Mrs. Eddy’s understanding of “Christ” from her Bible study can be summarized as the manifestation of the Divine made known in our present experience, reconciling us to our original and only selfhood, of which God is the only creator. Christ enables us to let go of matter-based premises and conclusions that limit the ability to understand and demonstrate life in God.
I have seen the evidence of God in my own life through spiritual healing. An example was while my son and I were hiking a mountain in Alaska. He went on ahead because we both thought we were almost at the peak. After a while, I began to have trouble breathing and was barely able to pray. I had little cellphone service, and my son didn’t answer my call.
Surrendering to God’s love, I phoned my husband, who was driving around the park, and got right through to him. He reminded me that God, Life, is all there is – that God, Spirit, is as close as the air we breathe, and is alone the source of all that we are.
I quickly became able to pray, getting a clearer sense that Life is not in me, but that I dwell in Life, God. Within minutes, I stopped gasping for breath and was breathing normally again. My son rejoined me shortly after; we had no issues getting down the mountain, and I have never had this experience again.

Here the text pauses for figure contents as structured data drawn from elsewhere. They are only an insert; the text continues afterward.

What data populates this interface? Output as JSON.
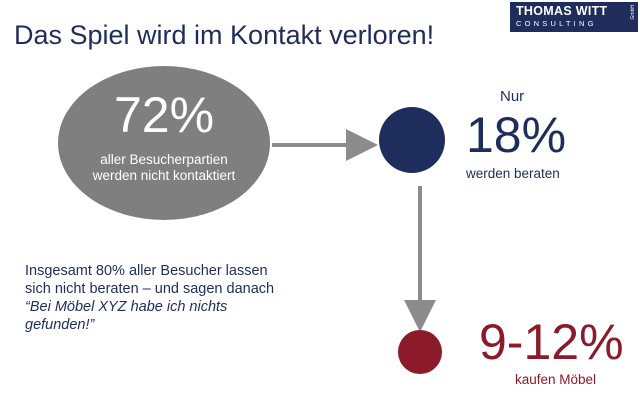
{
  "title": "Das Spiel wird im Kontakt verloren!",
  "logo": {
    "name": "THOMAS WITT",
    "subtitle": "CONSULTING",
    "suffix": "GmbH"
  },
  "stage1": {
    "percent": "72%",
    "text": "aller Besucherpartien werden nicht kontaktiert"
  },
  "stage2": {
    "prefix": "Nur",
    "percent": "18%",
    "text": "werden beraten"
  },
  "stage3": {
    "percent": "9-12%",
    "text": "kaufen Möbel"
  },
  "summary": {
    "line": "Insgesamt 80% aller Besucher lassen sich nicht beraten – und sagen danach",
    "quote": "“Bei Möbel XYZ habe ich nichts gefunden!”"
  },
  "colors": {
    "navy": "#1f2d5c",
    "gray": "#7f7f7f",
    "red": "#8b1a2b",
    "arrow": "#8c8c8c"
  }
}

What brought healing in this instance was recognizing that everything comes from God and that the manifestation of the divine Life is the true substance of all life – right now, and forever. Nothing good is absent because God, the source of all good, is here always.
As Mrs. Eddy writes in “the scientific statement of being,” “All is infinite Mind and its infinite manifestation, for God is All-in-all” (“Science and Health with Key to the Scriptures,” p. 468). This is not individual minds trying to manifest the divine, but the one God, one Mind, one Spirit, wholly good, infinitely manifesting His own.
We can face head-on the belief that we could ever fall away from God’s goodness governing all. We have all the power and truth of God behind us.
Adapted from an article published in the Oct. 16, 2023, issue of the Christian Science Sentinel.